The philosopher Martin Heidegger pointed out that science is always based on an implicit fundamental conception of reality (ontology), where the world is understood as a collection of objects and processes. This leaves subjectivity – man’s lived experience of the world – out. The sciences make statements about the properties of being, what it is and is not. Being itself is taken for granted. Philosophy transcends Being by dealing with non-Being, with pure NOTHINGNESS (Heidegger, 1977).

Instead of just asking how our brains work, we need to ask questions like:

  • What does it mean to feel responsible for our actions?
  • Why do we experience choices as meaningful, even if they can be seen as limited by circumstances?

Phenomenological and existential interpretations

Phenomenology, with philosophers such as Edmund Husserl and Maurice Merleau-Ponty, offers an alternative to the mechanical perspective by focusing on the lived experience of freedom. Instead of reducing human actions to causal processes, phenomenology examines how people subjectively experience themselves as free agents.

Phenomenology assumes that we are always in relation to the world through our perception and corporeality – that is, freedom is not an abstract concept but something we concretely live and feel.
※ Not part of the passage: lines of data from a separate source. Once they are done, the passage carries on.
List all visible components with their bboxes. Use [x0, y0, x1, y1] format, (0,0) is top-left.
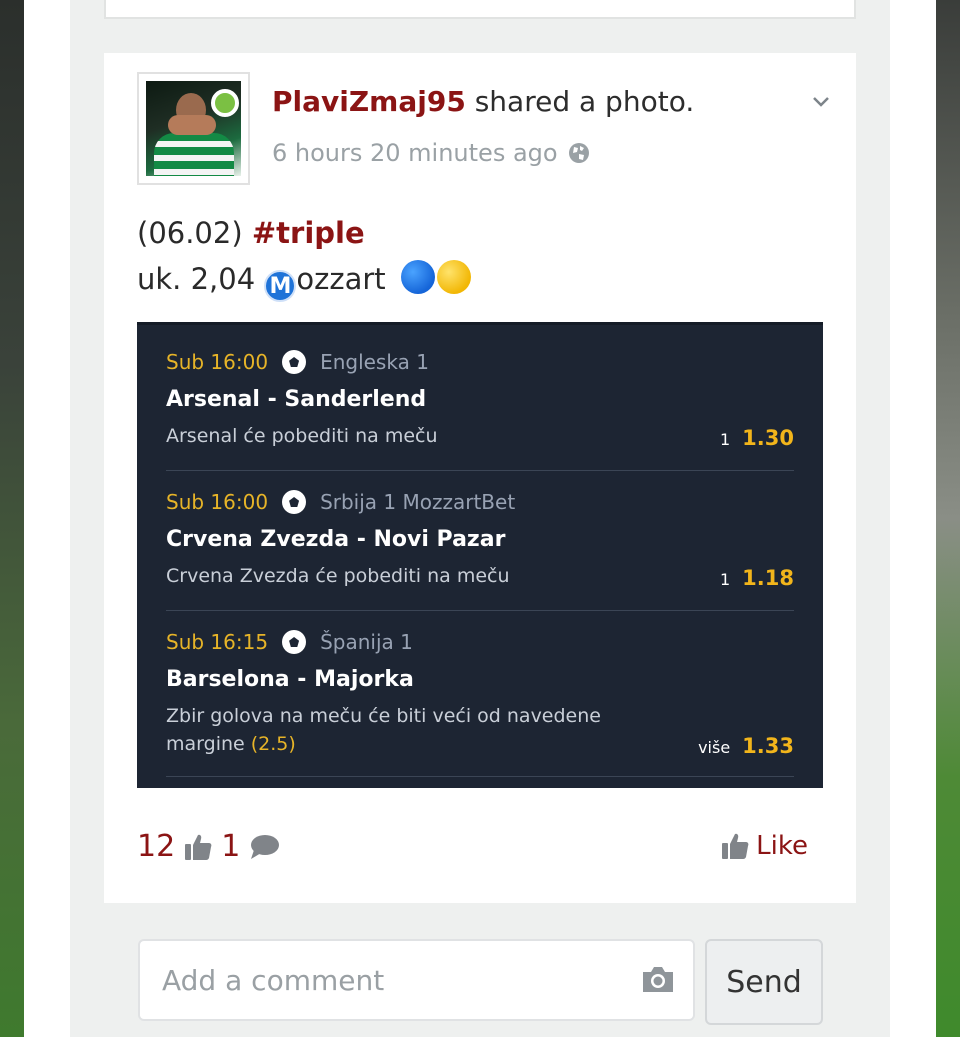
comment-count[interactable]: 1 [221, 829, 240, 864]
avatar-image [146, 81, 241, 176]
avatar[interactable] [137, 72, 250, 185]
comment-bubble-icon [251, 834, 280, 859]
match-selection: više [698, 738, 731, 757]
match-time: Sub 16:00 [166, 350, 269, 374]
thumbs-up-icon [722, 833, 749, 859]
post-meta: 6 hours 20 minutes ago [272, 139, 590, 167]
comment-area: Send [104, 903, 856, 1037]
thumbs-up-icon [185, 834, 212, 860]
soccer-ball-icon [282, 630, 307, 654]
camera-icon[interactable] [640, 964, 676, 994]
bet-ticket-image[interactable]: Sub 16:00 Engleska 1 Arsenal - Sanderlen… [137, 322, 823, 788]
background-left [0, 0, 24, 1037]
ticket-match: Sub 16:15 Španija 1 Barselona - Majorka … [166, 627, 794, 777]
post-header: PlaviZmaj95 shared a photo. [272, 85, 694, 118]
match-time: Sub 16:15 [166, 630, 269, 654]
like-button-label: Like [756, 831, 808, 861]
blue-circle-emoji-icon [400, 260, 435, 294]
like-button[interactable]: Like [720, 831, 808, 861]
metro-m-emoji-icon: M [264, 270, 297, 302]
match-description: Arsenal će pobediti na meču [166, 425, 438, 447]
author-link[interactable]: PlaviZmaj95 [272, 85, 466, 118]
match-odds: 1.18 [742, 566, 794, 590]
send-button[interactable]: Send [705, 939, 823, 1025]
match-teams: Crvena Zvezda - Novi Pazar [166, 527, 506, 552]
globe-icon [568, 143, 589, 163]
match-description: Crvena Zvezda će pobediti na meču [166, 565, 510, 587]
hashtag-link[interactable]: #triple [252, 216, 365, 250]
like-count[interactable]: 12 [137, 829, 175, 864]
background-right [936, 0, 960, 1037]
match-league: Španija 1 [320, 630, 413, 654]
match-odds: 1.30 [742, 426, 794, 450]
post-text: (06.02) #triple uk. 2,04 Mozzart [137, 210, 471, 302]
match-teams: Barselona - Majorka [166, 667, 414, 692]
yellow-circle-emoji-icon [436, 260, 471, 294]
soccer-ball-icon [282, 490, 307, 514]
chevron-down-icon[interactable] [812, 93, 830, 111]
post-timestamp[interactable]: 6 hours 20 minutes ago [272, 139, 558, 167]
previous-post-card [104, 0, 856, 19]
match-league: Srbija 1 MozzartBet [320, 490, 516, 514]
post-text-line-1: (06.02) #triple [137, 216, 365, 250]
post-card: PlaviZmaj95 shared a photo. 6 hours 20 m… [104, 53, 856, 903]
match-selection: 1 [719, 570, 731, 589]
comment-input[interactable] [138, 939, 695, 1021]
match-time: Sub 16:00 [166, 490, 269, 514]
soccer-ball-icon [282, 350, 307, 374]
ticket-match: Sub 16:00 Engleska 1 Arsenal - Sanderlen… [166, 347, 794, 471]
ticket-match: Sub 16:00 Srbija 1 MozzartBet Crvena Zve… [166, 487, 794, 611]
match-teams: Arsenal - Sanderlend [166, 387, 427, 412]
match-description: Zbir golova na meču će biti veći od nave… [166, 705, 601, 755]
post-stats: 12 1 [137, 829, 280, 864]
post-text-line-2: uk. 2,04 Mozzart [137, 256, 471, 302]
match-selection: 1 [719, 430, 731, 449]
post-action-text: shared a photo. [465, 85, 695, 118]
match-league: Engleska 1 [320, 350, 429, 374]
match-odds: 1.33 [742, 734, 794, 758]
online-status-icon [211, 89, 239, 117]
Husserl believed that human consciousness is intentional, which means that it is always directed towards something – towards a world that is experienced as meaningful. Free will can therefore be understood as part of how we actively engage with the world and choose meaning in our experiences. Merleau-Ponty built on this by arguing that the body is our primary way of being in the world. Free will, according to him, is not something that happens ‘outside’ our circumstances, but rather a freedom to navigate and reshape our situations from within (Bakewell, 2016).
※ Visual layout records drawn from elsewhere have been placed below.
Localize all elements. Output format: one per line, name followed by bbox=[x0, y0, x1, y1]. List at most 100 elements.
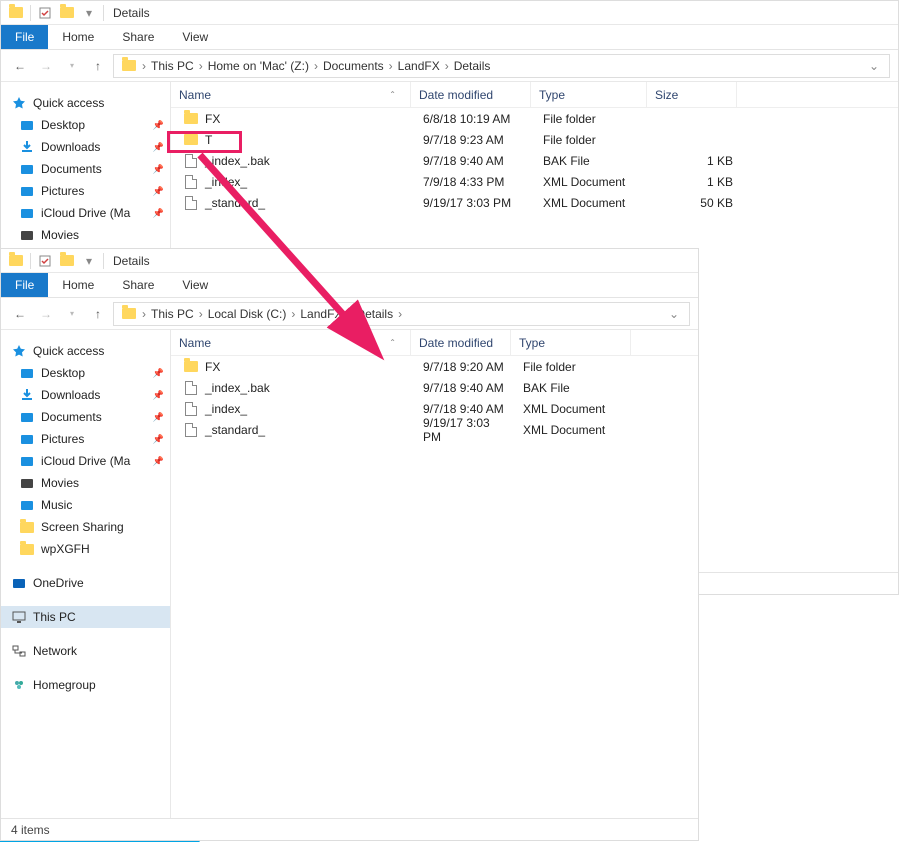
file-icon bbox=[183, 174, 199, 190]
column-type[interactable]: Type bbox=[511, 330, 631, 355]
column-date[interactable]: Date modified bbox=[411, 82, 531, 107]
sidebar-quick-access[interactable]: Quick access bbox=[1, 340, 170, 362]
tab-home[interactable]: Home bbox=[48, 273, 108, 297]
breadcrumb-segment[interactable]: LandFX bbox=[297, 307, 345, 321]
title-bar[interactable]: ▾ Details bbox=[1, 249, 698, 273]
sidebar-onedrive[interactable]: OneDrive bbox=[1, 572, 170, 594]
chevron-right-icon[interactable]: › bbox=[140, 307, 148, 321]
sidebar-homegroup[interactable]: Homegroup bbox=[1, 674, 170, 696]
sidebar-item[interactable]: Pictures📌 bbox=[1, 180, 170, 202]
desktop-icon bbox=[19, 117, 35, 133]
breadcrumb-segment[interactable]: Details bbox=[353, 307, 396, 321]
address-dropdown[interactable]: ⌄ bbox=[863, 59, 885, 73]
star-icon bbox=[11, 343, 27, 359]
sidebar-item[interactable]: Desktop📌 bbox=[1, 362, 170, 384]
address-dropdown[interactable]: ⌄ bbox=[663, 307, 685, 321]
up-button[interactable]: ↑ bbox=[87, 303, 109, 325]
qat-dropdown-icon[interactable]: ▾ bbox=[80, 4, 98, 22]
list-row[interactable]: _standard_9/19/17 3:03 PMXML Document50 … bbox=[171, 192, 898, 213]
chevron-right-icon[interactable]: › bbox=[289, 307, 297, 321]
qat-new-icon[interactable] bbox=[58, 252, 76, 270]
folder-icon bbox=[19, 541, 35, 557]
address-bar[interactable]: › This PC › Local Disk (C:) › LandFX › D… bbox=[113, 302, 690, 326]
list-row[interactable]: _index_7/9/18 4:33 PMXML Document1 KB bbox=[171, 171, 898, 192]
file-date: 9/7/18 9:23 AM bbox=[415, 133, 535, 147]
chevron-right-icon[interactable]: › bbox=[197, 59, 205, 73]
column-size[interactable]: Size bbox=[647, 82, 737, 107]
column-name[interactable]: Name⌃ bbox=[171, 82, 411, 107]
forward-button[interactable]: → bbox=[35, 55, 57, 77]
column-name[interactable]: Name⌃ bbox=[171, 330, 411, 355]
breadcrumb-segment[interactable]: Documents bbox=[320, 59, 387, 73]
tab-home[interactable]: Home bbox=[48, 25, 108, 49]
chevron-right-icon[interactable]: › bbox=[345, 307, 353, 321]
list-row[interactable]: _index_.bak9/7/18 9:40 AMBAK File1 KB bbox=[171, 150, 898, 171]
qat-properties-icon[interactable] bbox=[36, 4, 54, 22]
breadcrumb-segment[interactable]: Details bbox=[451, 59, 494, 73]
address-bar[interactable]: › This PC › Home on 'Mac' (Z:) › Documen… bbox=[113, 54, 890, 78]
column-date[interactable]: Date modified bbox=[411, 330, 511, 355]
back-button[interactable]: ← bbox=[9, 303, 31, 325]
breadcrumb-segment[interactable]: This PC bbox=[148, 59, 197, 73]
chevron-right-icon[interactable]: › bbox=[197, 307, 205, 321]
folder-icon bbox=[183, 132, 199, 148]
column-type[interactable]: Type bbox=[531, 82, 647, 107]
pin-icon: 📌 bbox=[153, 456, 164, 467]
tab-share[interactable]: Share bbox=[108, 273, 168, 297]
tab-view[interactable]: View bbox=[168, 25, 222, 49]
sidebar-item[interactable]: Downloads📌 bbox=[1, 384, 170, 406]
sort-indicator-icon: ⌃ bbox=[389, 338, 396, 347]
qat-dropdown-icon[interactable]: ▾ bbox=[80, 252, 98, 270]
sidebar-item[interactable]: Music bbox=[1, 494, 170, 516]
folder-icon bbox=[19, 519, 35, 535]
forward-button[interactable]: → bbox=[35, 303, 57, 325]
pc-icon bbox=[11, 609, 27, 625]
sidebar-this-pc[interactable]: This PC bbox=[1, 606, 170, 628]
tab-file[interactable]: File bbox=[1, 25, 48, 49]
sidebar-item[interactable]: Screen Sharing bbox=[1, 516, 170, 538]
list-row[interactable]: _standard_9/19/17 3:03 PMXML Document bbox=[171, 419, 698, 440]
qat-new-icon[interactable] bbox=[58, 4, 76, 22]
chevron-right-icon[interactable]: › bbox=[140, 59, 148, 73]
sidebar-item[interactable]: Pictures📌 bbox=[1, 428, 170, 450]
file-name: FX bbox=[205, 112, 220, 126]
chevron-right-icon[interactable]: › bbox=[396, 307, 404, 321]
file-type: XML Document bbox=[535, 196, 651, 210]
file-type: File folder bbox=[515, 360, 635, 374]
list-row[interactable]: T9/7/18 9:23 AMFile folder bbox=[171, 129, 898, 150]
up-button[interactable]: ↑ bbox=[87, 55, 109, 77]
list-row[interactable]: FX9/7/18 9:20 AMFile folder bbox=[171, 356, 698, 377]
chevron-right-icon[interactable]: › bbox=[443, 59, 451, 73]
recent-dropdown[interactable]: ▾ bbox=[61, 303, 83, 325]
back-button[interactable]: ← bbox=[9, 55, 31, 77]
file-size: 50 KB bbox=[651, 196, 741, 210]
list-row[interactable]: FX6/8/18 10:19 AMFile folder bbox=[171, 108, 898, 129]
sidebar-item[interactable]: Downloads📌 bbox=[1, 136, 170, 158]
breadcrumb-segment[interactable]: This PC bbox=[148, 307, 197, 321]
sidebar-item[interactable]: iCloud Drive (Ma📌 bbox=[1, 450, 170, 472]
file-date: 9/7/18 9:40 AM bbox=[415, 381, 515, 395]
title-bar[interactable]: ▾ Details bbox=[1, 1, 898, 25]
recent-dropdown[interactable]: ▾ bbox=[61, 55, 83, 77]
sidebar-network[interactable]: Network bbox=[1, 640, 170, 662]
list-row[interactable]: _index_.bak9/7/18 9:40 AMBAK File bbox=[171, 377, 698, 398]
tab-file[interactable]: File bbox=[1, 273, 48, 297]
sidebar-item[interactable]: Desktop📌 bbox=[1, 114, 170, 136]
breadcrumb-segment[interactable]: Local Disk (C:) bbox=[205, 307, 290, 321]
chevron-right-icon[interactable]: › bbox=[387, 59, 395, 73]
tab-view[interactable]: View bbox=[168, 273, 222, 297]
pin-icon: 📌 bbox=[153, 412, 164, 423]
sidebar-item[interactable]: Movies bbox=[1, 472, 170, 494]
sidebar-item[interactable]: Movies bbox=[1, 224, 170, 246]
sidebar-quick-access[interactable]: Quick access bbox=[1, 92, 170, 114]
sidebar-item[interactable]: Documents📌 bbox=[1, 406, 170, 428]
sidebar-item[interactable]: Documents📌 bbox=[1, 158, 170, 180]
sidebar-item[interactable]: wpXGFH bbox=[1, 538, 170, 560]
tab-share[interactable]: Share bbox=[108, 25, 168, 49]
qat-properties-icon[interactable] bbox=[36, 252, 54, 270]
breadcrumb-segment[interactable]: Home on 'Mac' (Z:) bbox=[205, 59, 312, 73]
breadcrumb-segment[interactable]: LandFX bbox=[395, 59, 443, 73]
sidebar-item[interactable]: iCloud Drive (Ma📌 bbox=[1, 202, 170, 224]
chevron-right-icon[interactable]: › bbox=[312, 59, 320, 73]
pin-icon: 📌 bbox=[153, 142, 164, 153]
Existentialism, particularly through Jean-Paul Sartre, takes an even more radical perspective. Sartre argued that we are ‘condemned to freedom’ because we are always faced with the choice to create meaning in our lives, regardless of circumstances. For Sartre, freedom does not mean that we are free from the influence of our history or environment, but that we are always responsible for how we relate to these factors. Even in situations where our options are severely limited, we are free in our ability to choose how to interpret and respond to them (Bakewell, 2016).

The common feature of these perspectives is that they do not deny that we are influenced by our environment or our biology, but they emphasize that free will cannot be reduced to these factors. Freedom is an existential and experiential reality, shaped by our conscious approach to the world.

And so…

Science, despite its successes, has its limits – and philosophy still has a role to play in helping us understand what it means to be free.

In broad terms, then, my thesis can be described in the following way: as long as we cling to a strictly mechanical perspective, we miss something fundamental about ourselves.

Science can describe the world, but philosophy helps us understand ourselves in relation to it. Free will may not be mechanically provable, but that doesn’t mean it’s irrelevant or non-present.

On the contrary, it is a central part of what it means to be human.


Bakewell, S. (2016) At the existentialist café: freedom, being and apricot cocktails. London: Chatto & Windus.

Heidegger, M. (1977) Basic writings: from Being and time (1927) to The task of thinking (1964). 1. ed. Edited by D.F. Krell. New York: Harper & Row, pp. 90-110.

  1. Of course, there are ongoing discussions about whether the traditional conception of science is correct, particularly in the social sciences. But this I deem not relevant enough, for the moment, to warrant discussion in this particular context.